On pourrait également souhaiter amortir les variations de son portefeuille, en détenant des titres qui engendrent des profits lorsqu'ils baissent. Ainsi, lors d'une correction boursière, une partie du portefeuille est emportée par la chute boursière, mais l'autre partie compense en déclenchant un certain profit. N'est-ce pas merveilleux? C'est pourquoi la vente à découvert attirera toujours beaucoup d'adeptes.
Steve Eisman, le fondateur du fonds de couverture Emrys Partners, effectua un pari contre l'immobilier américain en 2008. Après un succès retentissant, il suggère aujourd'hui un pari semblable sur l'immobilier canadien.
Cet article (cliquer ici) mentionne entre autres qu'un fonds de couverture californien aurait misé 95% des actifs de ses clients dans des instruments financiers qui profiteront de l'effondrement des banques et du dollar canadien.
La vente à découvert consiste à vendre un titre que l'on ne possède pas, dans l'espoir de le racheter à un prix inférieur plus tard. Comme on ne détient point le titre, on doit recourir à un emprunt de titres, généralement auprès de son courtier.
Pour pouvoir exécuter cette stratégie, le titre doit être disponible dans l'inventaire du courtier, soit parmi ses clients ou pour son propre compte. C'est pourquoi le courtier ne peut garantir que la stratégie pourra être maintenue durant tout le temps souhaité par le vendeur à découvert. À tout moment, ce dernier peut se retrouver dans l'obligation de racheter le titre à la bourse (afin de ''rembourser'' son emprunt), même si cela lui occasionne une perte.
Voilà un risque significatif qui s'avère inexistant avec la simple détention d'un titre. Lorsque vous possédez des actions, votre courtier ne peut pas vous obliger à les vendre au mauvais moment. La vente à découvert expose l'investisseur à ce type de risque.
Toutefois, même en l'absence de ce risque, nous éprouvons de la difficulté à dénicher des moyens efficaces d'engendrer des profits avec cette stratégie, particulièrement dans le cas d'un éventuel effondrement du marché immobilier canadien.
Prenons l'exemple de la banque TD, qui en tant que banque canadienne, est exposée à ce type de risque. Elle a généré plus de 30G$ de profits avant impôts depuis 2009. Le ratio de levier (prêts sur équité nette) s'est amélioré depuis 2008. En d'autres termes, la banque s'est quelque peu renforcée. Donc, un individu qui aurait amorcé la vente à découvert en 2009, au moment où les actions avaient fortement rebondi, aurait perdu environ 30% de la somme en jeu. En outre, il aurait fallu débourser tous les dividendes payables à tous les trois mois.

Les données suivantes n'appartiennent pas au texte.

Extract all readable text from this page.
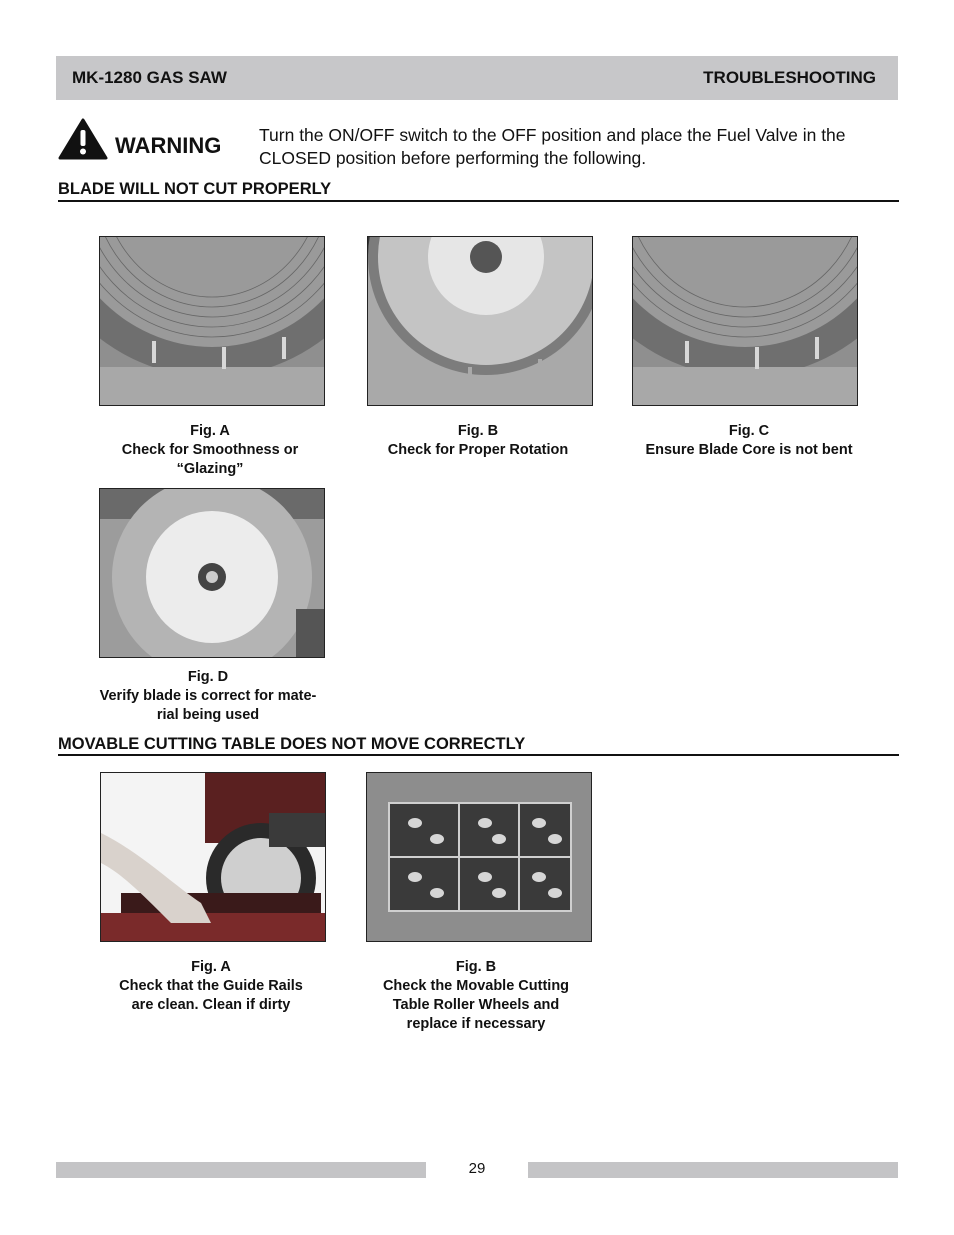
MK-1280 GAS SAW	TROUBLESHOOTING
WARNING Turn the ON/OFF switch to the OFF position and place the Fuel Valve in the CLOSED position before performing the following.
BLADE WILL NOT CUT PROPERLY
Fig. A
Check for Smoothness or
“Glazing”
Fig. B
Check for Proper Rotation
Fig. C
Ensure Blade Core is not bent
Fig. D
Verify blade is correct for mate-
rial being used
MOVABLE CUTTING TABLE DOES NOT MOVE CORRECTLY
Fig. A
Check that the Guide Rails
are clean. Clean if dirty
Fig. B
Check the Movable Cutting
Table Roller Wheels and
replace if necessary
29
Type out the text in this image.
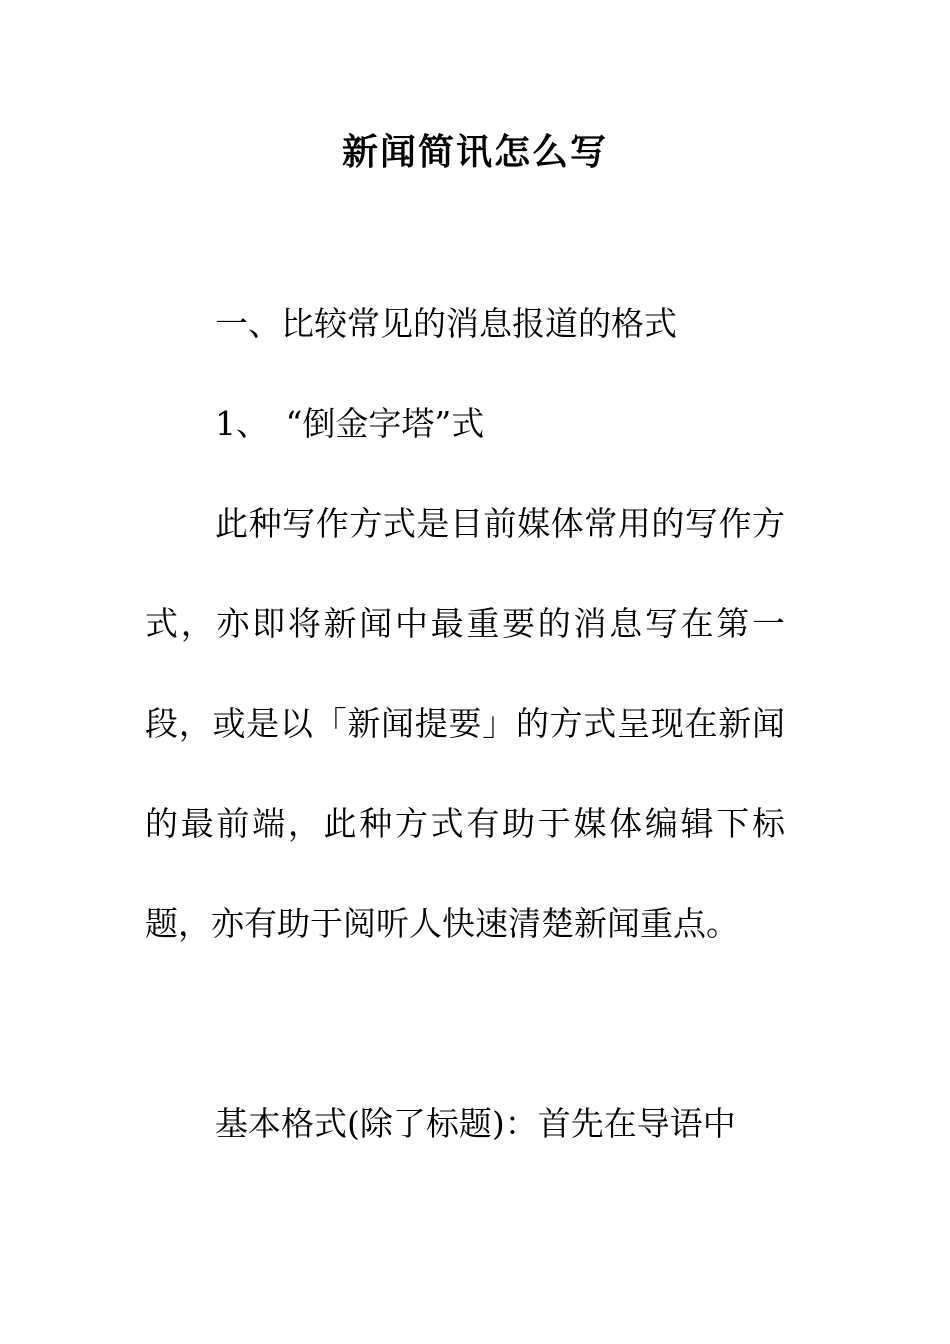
新闻简讯怎么写

一、比较常见的消息报道的格式

1、　“倒金字塔”式

此种写作方式是目前媒体常用的写作方式，亦即将新闻中最重要的消息写在第一段，或是以「新闻提要」的方式呈现在新闻的最前端，此种方式有助于媒体编辑下标题，亦有助于阅听人快速清楚新闻重点。

基本格式(除了标题)：首先在导语中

Or, on pourrait très bien conserver la position à découvert en se disant que tôt ou tard, le carnage surviendra. Toutefois, le temps joue contre soi : chaque trimestre où un profit est déclaré repousse à plus loin le fameux moment fatidique.

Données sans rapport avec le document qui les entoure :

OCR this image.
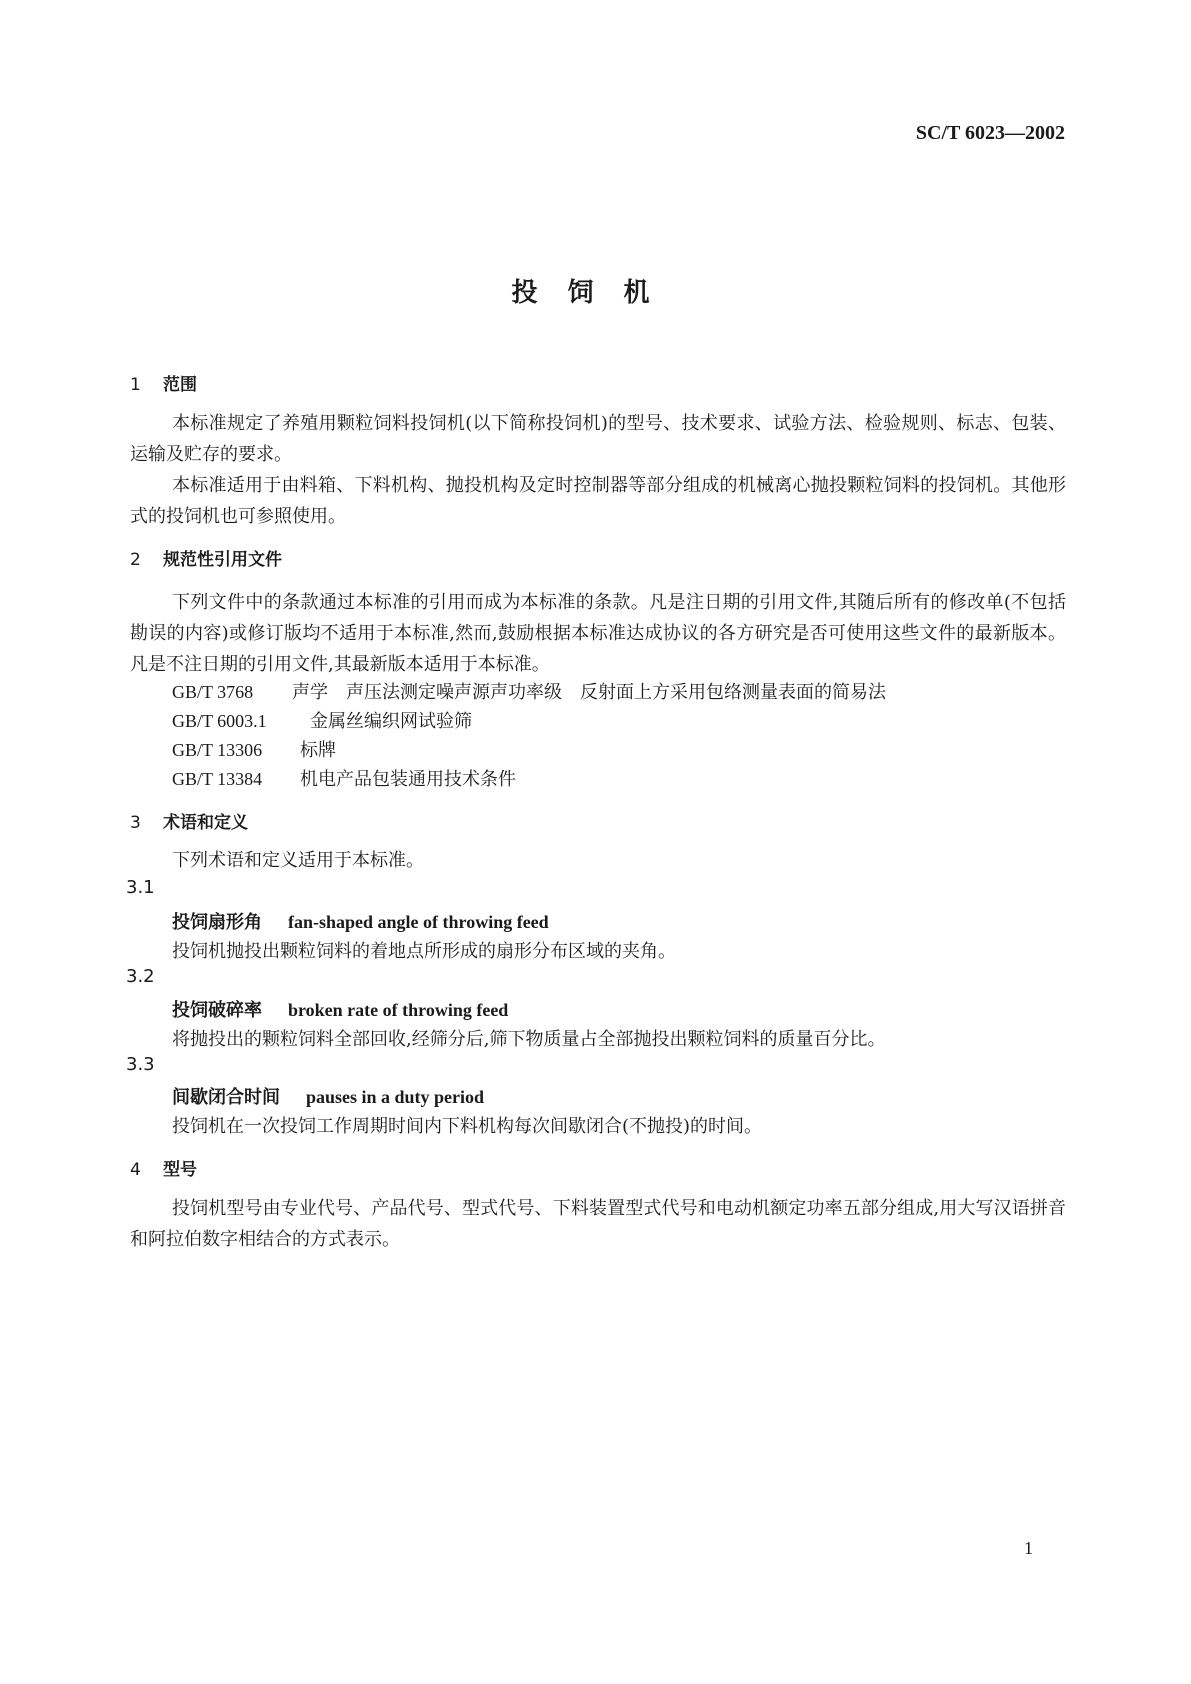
SC/T 6023—2002
投饲机
1 范围
本标准规定了养殖用颗粒饲料投饲机(以下简称投饲机)的型号、技术要求、试验方法、检验规则、标志、包装、运输及贮存的要求。
本标准适用于由料箱、下料机构、抛投机构及定时控制器等部分组成的机械离心抛投颗粒饲料的投饲机。其他形式的投饲机也可参照使用。
2 规范性引用文件
下列文件中的条款通过本标准的引用而成为本标准的条款。凡是注日期的引用文件,其随后所有的修改单(不包括勘误的内容)或修订版均不适用于本标准,然而,鼓励根据本标准达成协议的各方研究是否可使用这些文件的最新版本。凡是不注日期的引用文件,其最新版本适用于本标准。
GB/T 3768 声学　声压法测定噪声源声功率级　反射面上方采用包络测量表面的简易法
GB/T 6003.1 金属丝编织网试验筛
GB/T 13306 标牌
GB/T 13384 机电产品包装通用技术条件
3 术语和定义
下列术语和定义适用于本标准。
3.1
投饲扇形角 fan-shaped angle of throwing feed
投饲机抛投出颗粒饲料的着地点所形成的扇形分布区域的夹角。
3.2
投饲破碎率 broken rate of throwing feed
将抛投出的颗粒饲料全部回收,经筛分后,筛下物质量占全部抛投出颗粒饲料的质量百分比。
3.3
间歇闭合时间 pauses in a duty period
投饲机在一次投饲工作周期时间内下料机构每次间歇闭合(不抛投)的时间。
4 型号
投饲机型号由专业代号、产品代号、型式代号、下料装置型式代号和电动机额定功率五部分组成,用大写汉语拼音和阿拉伯数字相结合的方式表示。
1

Bien sûr, les vendeurs à découvert parviendront parfois à trouver le moment idéal pour amorcer leur vente. En moyenne cependant, prédire un scénario peut devenir coûteux! En effet, on doit tenir compte du coût d'opportunité. Pendant que l'on attend d'avoir raison, on rate d'importantes occasions d'acheter des titres sous-évalués, puisque la plupart des courtiers exigent une marge suffisante afin de couvrir le risque lié à cette stratégie.
Nous ne prévoyons pas des jours roses pour le Canada, mais nous ne tentons pas non plus de parier sur un scénario quelconque. Il ne s'agit pas ici de sagesse excessive, mais simplement d'un raisonnement logique nous conduisant à la conclusion qu'en l'absence d'un certain degré de certitude, nous préférons nous en tenir à des stratégies qui fonctionneront peu importe ce qui surviendra dans notre pays.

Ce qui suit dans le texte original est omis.